I realized I do not want to play these games my entire life. Gain 10, lose 10. Gain 60 (courtesy of my idiocy during college), lose 60. Gain 28, lose...you get the drift. So I promised myself after that fitting that I would get healthy. I would not lose weight to look good, and I would not be just doing it for the wedding. It is a great motivating factor, but it's for more than that. It's to feel good, it's to be comfortable in my own skin, and it's to not be hypocritical when I tell patients to lead healthy lives.
I refuse to use this blog as a weight loss archive (how boring!!) I will tell you that I am back to a healthy start. After my last rotation of medical school ended, I got serious about getting back in shape. My new best friend is my elliptical trainer. (I can't tell you how nice it is to carve a block of time just long enough to catch up on Gossip Girl and sweat at the same time, all in the comfort of your own basement)! I eat small meals frequently throughout the day. I've noticed that working out motivates me to eat healthier (double motivation)! I am not on any crazy diet, and I don't believe in starving. But I do believe in keeping track and holding yourself accountable for the choices you make (thanks to Livestrong which has a great calorie tracker, I can no longer guess that a meal *might* have only 200 calories when it really has 600)! I have been living in denial for the past year or so. I guess I had hoped the scale was wrong, my clothes I was growing out of were just shrinking in the laundry, and that somehow I would magically stay fit without putting any kind of effort into it. I am lucky I had a brutal dress fitting to help me realize I need to be healthier. Without this big day in less than a month (and the lure of scrubs to keep me from ever feeling a real waistband again) I might have never seen what kind of road I was on, yet again.

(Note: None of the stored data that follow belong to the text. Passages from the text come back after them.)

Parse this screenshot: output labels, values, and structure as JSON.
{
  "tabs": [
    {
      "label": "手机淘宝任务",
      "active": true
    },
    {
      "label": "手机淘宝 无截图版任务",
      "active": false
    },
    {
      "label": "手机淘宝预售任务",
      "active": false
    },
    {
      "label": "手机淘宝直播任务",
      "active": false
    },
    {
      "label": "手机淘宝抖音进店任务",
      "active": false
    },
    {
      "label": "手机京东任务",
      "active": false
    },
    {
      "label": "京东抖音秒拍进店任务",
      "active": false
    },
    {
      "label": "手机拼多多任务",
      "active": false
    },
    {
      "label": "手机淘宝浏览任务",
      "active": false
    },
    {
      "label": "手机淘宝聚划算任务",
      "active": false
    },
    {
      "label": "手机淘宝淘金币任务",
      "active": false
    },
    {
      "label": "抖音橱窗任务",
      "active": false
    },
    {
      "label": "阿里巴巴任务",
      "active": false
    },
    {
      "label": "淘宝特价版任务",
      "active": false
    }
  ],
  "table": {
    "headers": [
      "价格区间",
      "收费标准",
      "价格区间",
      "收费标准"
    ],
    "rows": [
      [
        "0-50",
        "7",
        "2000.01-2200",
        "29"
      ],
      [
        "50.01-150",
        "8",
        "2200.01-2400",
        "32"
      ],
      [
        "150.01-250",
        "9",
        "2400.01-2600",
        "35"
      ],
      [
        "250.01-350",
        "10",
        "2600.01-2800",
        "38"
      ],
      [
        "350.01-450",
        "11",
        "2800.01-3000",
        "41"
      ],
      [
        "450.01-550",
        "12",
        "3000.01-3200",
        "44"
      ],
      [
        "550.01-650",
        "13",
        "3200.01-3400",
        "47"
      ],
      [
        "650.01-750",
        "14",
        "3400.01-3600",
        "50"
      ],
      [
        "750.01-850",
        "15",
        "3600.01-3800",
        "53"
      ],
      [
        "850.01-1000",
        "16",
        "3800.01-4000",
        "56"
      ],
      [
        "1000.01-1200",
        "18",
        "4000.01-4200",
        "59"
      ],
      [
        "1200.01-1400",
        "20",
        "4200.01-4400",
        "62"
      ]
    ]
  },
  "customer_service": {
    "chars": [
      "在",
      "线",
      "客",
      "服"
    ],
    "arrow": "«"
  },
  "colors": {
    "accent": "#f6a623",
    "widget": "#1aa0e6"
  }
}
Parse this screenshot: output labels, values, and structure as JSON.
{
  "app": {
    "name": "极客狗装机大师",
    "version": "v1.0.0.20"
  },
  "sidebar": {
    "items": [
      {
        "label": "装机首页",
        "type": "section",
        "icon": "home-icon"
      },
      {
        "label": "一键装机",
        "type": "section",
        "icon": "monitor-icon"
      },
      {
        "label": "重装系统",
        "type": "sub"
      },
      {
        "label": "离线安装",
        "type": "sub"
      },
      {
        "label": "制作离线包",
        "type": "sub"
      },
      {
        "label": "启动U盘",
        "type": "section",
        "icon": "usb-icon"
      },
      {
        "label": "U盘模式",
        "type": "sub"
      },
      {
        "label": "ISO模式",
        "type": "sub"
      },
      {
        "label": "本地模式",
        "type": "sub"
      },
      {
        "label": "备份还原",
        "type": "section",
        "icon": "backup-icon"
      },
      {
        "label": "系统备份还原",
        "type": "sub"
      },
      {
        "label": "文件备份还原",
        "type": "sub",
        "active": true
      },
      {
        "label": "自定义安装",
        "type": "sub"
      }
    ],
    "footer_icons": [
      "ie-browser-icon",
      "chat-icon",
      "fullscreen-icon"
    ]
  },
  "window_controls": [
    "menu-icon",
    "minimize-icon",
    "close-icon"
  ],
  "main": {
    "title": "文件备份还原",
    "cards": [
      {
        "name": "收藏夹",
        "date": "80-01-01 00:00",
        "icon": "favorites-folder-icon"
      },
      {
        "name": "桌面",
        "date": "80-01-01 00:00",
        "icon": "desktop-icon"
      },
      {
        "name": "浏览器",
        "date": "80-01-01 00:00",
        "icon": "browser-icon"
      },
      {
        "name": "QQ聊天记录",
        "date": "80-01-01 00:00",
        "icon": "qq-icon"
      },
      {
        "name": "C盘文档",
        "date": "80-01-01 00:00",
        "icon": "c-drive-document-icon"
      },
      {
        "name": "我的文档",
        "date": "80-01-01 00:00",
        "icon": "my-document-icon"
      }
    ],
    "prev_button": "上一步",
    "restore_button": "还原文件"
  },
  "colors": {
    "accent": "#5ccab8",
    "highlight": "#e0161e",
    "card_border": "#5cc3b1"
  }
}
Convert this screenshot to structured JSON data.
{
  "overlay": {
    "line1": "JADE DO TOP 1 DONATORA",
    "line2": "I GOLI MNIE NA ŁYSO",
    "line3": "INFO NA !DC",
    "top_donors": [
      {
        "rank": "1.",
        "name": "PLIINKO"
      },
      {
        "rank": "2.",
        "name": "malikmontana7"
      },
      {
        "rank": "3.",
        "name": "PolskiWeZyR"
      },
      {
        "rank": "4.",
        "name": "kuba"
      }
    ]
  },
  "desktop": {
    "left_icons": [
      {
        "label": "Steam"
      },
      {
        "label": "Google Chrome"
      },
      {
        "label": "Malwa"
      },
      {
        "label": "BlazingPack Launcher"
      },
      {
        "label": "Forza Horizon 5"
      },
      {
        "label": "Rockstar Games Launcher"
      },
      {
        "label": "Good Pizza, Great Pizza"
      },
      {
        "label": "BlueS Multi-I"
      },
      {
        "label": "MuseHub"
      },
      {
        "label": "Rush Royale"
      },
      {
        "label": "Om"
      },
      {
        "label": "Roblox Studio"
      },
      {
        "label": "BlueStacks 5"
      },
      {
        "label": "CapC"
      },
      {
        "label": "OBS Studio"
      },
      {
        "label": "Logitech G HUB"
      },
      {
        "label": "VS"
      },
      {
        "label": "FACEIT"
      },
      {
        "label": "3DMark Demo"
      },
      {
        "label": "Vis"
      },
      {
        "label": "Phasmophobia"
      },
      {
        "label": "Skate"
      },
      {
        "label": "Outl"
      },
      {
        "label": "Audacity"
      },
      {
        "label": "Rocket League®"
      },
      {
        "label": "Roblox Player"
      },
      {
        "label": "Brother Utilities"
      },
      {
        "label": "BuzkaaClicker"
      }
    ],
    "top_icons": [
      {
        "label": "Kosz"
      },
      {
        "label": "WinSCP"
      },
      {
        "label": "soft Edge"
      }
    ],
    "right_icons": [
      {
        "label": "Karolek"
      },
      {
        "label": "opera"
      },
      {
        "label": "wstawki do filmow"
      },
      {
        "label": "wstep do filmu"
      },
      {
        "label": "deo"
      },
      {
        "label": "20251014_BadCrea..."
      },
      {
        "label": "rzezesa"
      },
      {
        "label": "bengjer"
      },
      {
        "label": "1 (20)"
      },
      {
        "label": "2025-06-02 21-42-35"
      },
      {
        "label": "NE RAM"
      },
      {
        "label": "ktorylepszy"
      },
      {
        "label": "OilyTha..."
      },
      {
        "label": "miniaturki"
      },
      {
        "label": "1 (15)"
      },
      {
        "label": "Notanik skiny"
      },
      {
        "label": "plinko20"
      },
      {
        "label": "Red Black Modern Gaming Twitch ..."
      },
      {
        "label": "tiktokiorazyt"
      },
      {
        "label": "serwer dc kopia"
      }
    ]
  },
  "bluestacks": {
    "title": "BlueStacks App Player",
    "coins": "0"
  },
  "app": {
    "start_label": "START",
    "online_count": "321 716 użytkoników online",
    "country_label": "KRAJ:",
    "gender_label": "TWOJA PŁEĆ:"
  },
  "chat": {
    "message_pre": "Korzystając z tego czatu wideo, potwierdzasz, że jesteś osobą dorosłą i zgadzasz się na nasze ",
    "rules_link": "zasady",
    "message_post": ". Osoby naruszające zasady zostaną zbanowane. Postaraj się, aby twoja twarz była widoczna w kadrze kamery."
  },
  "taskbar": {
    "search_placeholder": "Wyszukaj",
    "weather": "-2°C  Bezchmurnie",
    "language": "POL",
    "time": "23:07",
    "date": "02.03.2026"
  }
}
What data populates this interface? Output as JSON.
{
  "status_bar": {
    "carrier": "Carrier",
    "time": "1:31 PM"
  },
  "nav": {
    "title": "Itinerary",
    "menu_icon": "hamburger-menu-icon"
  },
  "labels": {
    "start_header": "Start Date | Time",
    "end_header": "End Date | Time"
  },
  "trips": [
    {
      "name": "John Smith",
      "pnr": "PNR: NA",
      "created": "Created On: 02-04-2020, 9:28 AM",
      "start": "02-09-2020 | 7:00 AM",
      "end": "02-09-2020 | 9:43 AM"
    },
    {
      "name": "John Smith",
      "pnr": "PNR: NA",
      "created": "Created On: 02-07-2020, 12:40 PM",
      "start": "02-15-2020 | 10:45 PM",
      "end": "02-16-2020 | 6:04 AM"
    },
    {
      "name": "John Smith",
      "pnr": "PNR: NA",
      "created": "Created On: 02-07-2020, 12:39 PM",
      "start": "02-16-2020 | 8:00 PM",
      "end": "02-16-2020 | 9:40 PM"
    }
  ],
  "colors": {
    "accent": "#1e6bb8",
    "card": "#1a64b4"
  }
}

I also know that residency will be very stressful, and I need to learn to handle my stress without shoving Oreos in my mouth. I have often wished I was a person who would become stressed and not eat! I know it sounds crazy, but I think it would be a great problem to have! I also feel a bit foolish posting this blog, but it's been on my mind for the past couple of weeks. I know many people must understand, on some level, what I've felt. How many times can you hear a "Slim4Life, 30 pounds in 30 days" commercial without thinking every single American must be obese!?!
Today, my wedding dress (purchased many months ago) zipped right up. It was exhilarating to see results in such a short time. I am excited to be more fit and healthy as Dann and I start our lives together. I know that he will love me, 120 pounds or 300 pounds (of course, he's seen me at 120, not at 300, but I'll just assume). But for myself, I want to be fit and FEEL well. Love doesn't make you fat. Neither does Blanc Burger and their heavenly truffle fries. No one forces you to stop working out. It is all about personal choices, and I'm hoping I can keep making better ones.
I completely feel your pain; I have a very similar metabolism and pre-wedding story, only I found out on New Year's Eve that the dress wouldn't zip, and the wedding was Jan. 7! Those "last semesters" are so rough.
ReplyDeleteI liked LiveStrong but currently use MyFitnessPal to log my calories. I have done very well with it. :) Good luck!!